After you configure UCA support, you can configure SafeNet Agent for ADFS to support FIDO authenticators. FIDO authentication does not work without UCA.

To configure FIDO support, you need to provide values in the agent configuration (ADFSConfig.agent) and initialization (SAFENET-MFA.ini) files.

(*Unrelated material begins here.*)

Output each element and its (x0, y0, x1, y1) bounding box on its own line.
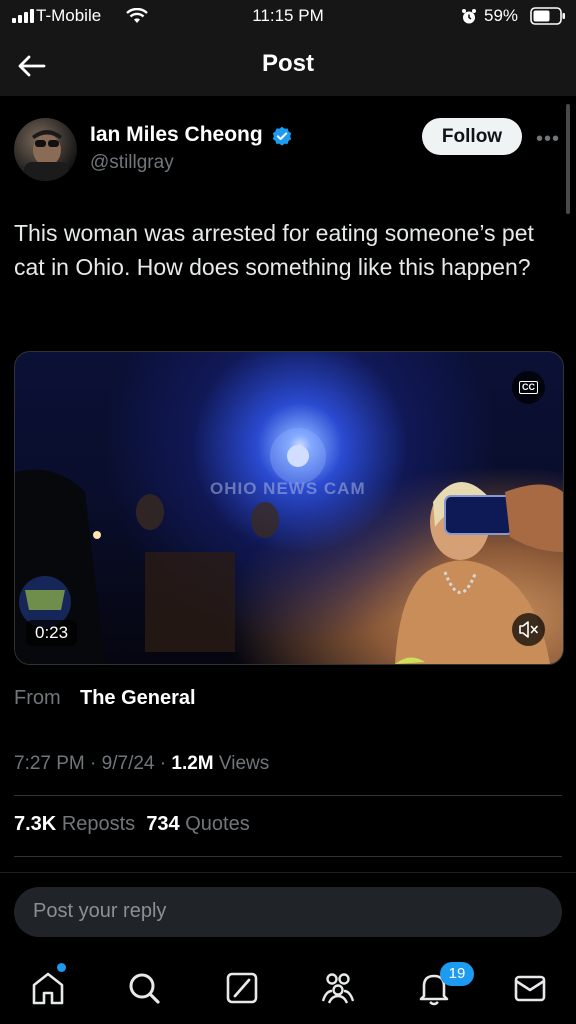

You can get the values from SAS PCE.

After you configure FIDO support, users can sign in with their FIDO authenticator.

1. In SAS PCE, go to System > Communications > FIDO Server Settings.

   

2. Copy the following values and paste them in a text editor:

   • FIDO URL
   • SAE URL

3. Go to Virtual Server > Self-Service > Configuring Self-Service > FIDO Enrollment.

   

4. Copy the FIDO Enrollment URL and paste it in your text editor.

5. On the local drive where you installed the agent, go to Program Files > SafeNet > SAS > SafeNetMFA > bin, and open the ADFSConfig.agent file in a text editor.

   

6. Locate the string:

   "SAE":{"url":"<SAE_URL>","realmName":"<SAE_REALM_NAME>","tenantId":"<SAE_TENANT_ID>","username":"<SAE_USERNAME>","password":"<SAE_PASSWORD>"}

7. Replace the values in the agent configuration file with the information that you copied from SAS PCE as follows:

   Value in ADFSConfig.agent	Value to use
   url	Enter the SAE URL from the FIDO Server Settings
   realmName	Enter the realm name, for example master.
   tenantId	Located at the end of the FIDO Enrollment URL, after realms.
   userName	Enter the SafeNet Access Exchange (SAE) administrator credentials.
   password	Enter the SAE administrator credentials.

   

   All the content in the ADFSConfig.agent file must be in one line.

8. On the local drive where you installed the agent, go to Program Files > SafeNet > SAS > SafeNetMFA > ini, and open the SAFENET-MFA.ini file in a text editor.

   

9. Replace the values in the agent initialization file with the information that you copied from SAS PCE as follows:

   Value in SAFENET-MFA.ini	Value to use
   FIDO2_API_URL	FIDO URL from FIDO Server Settings
   FIDO_ENROLLMENT_URL	FIDO Enrollment URL from FIDO Enrollment

10. Save both the ADFSConfig.agent and SAFENET-MFA.ini files.

11. To ensure that all changes made in the ADFSConfig.agent and SAFENET-MFA.ini files are applied successfully, on the ADFS Management Console (SafeNet Agent for ADFS), disable and then re-enable the agent.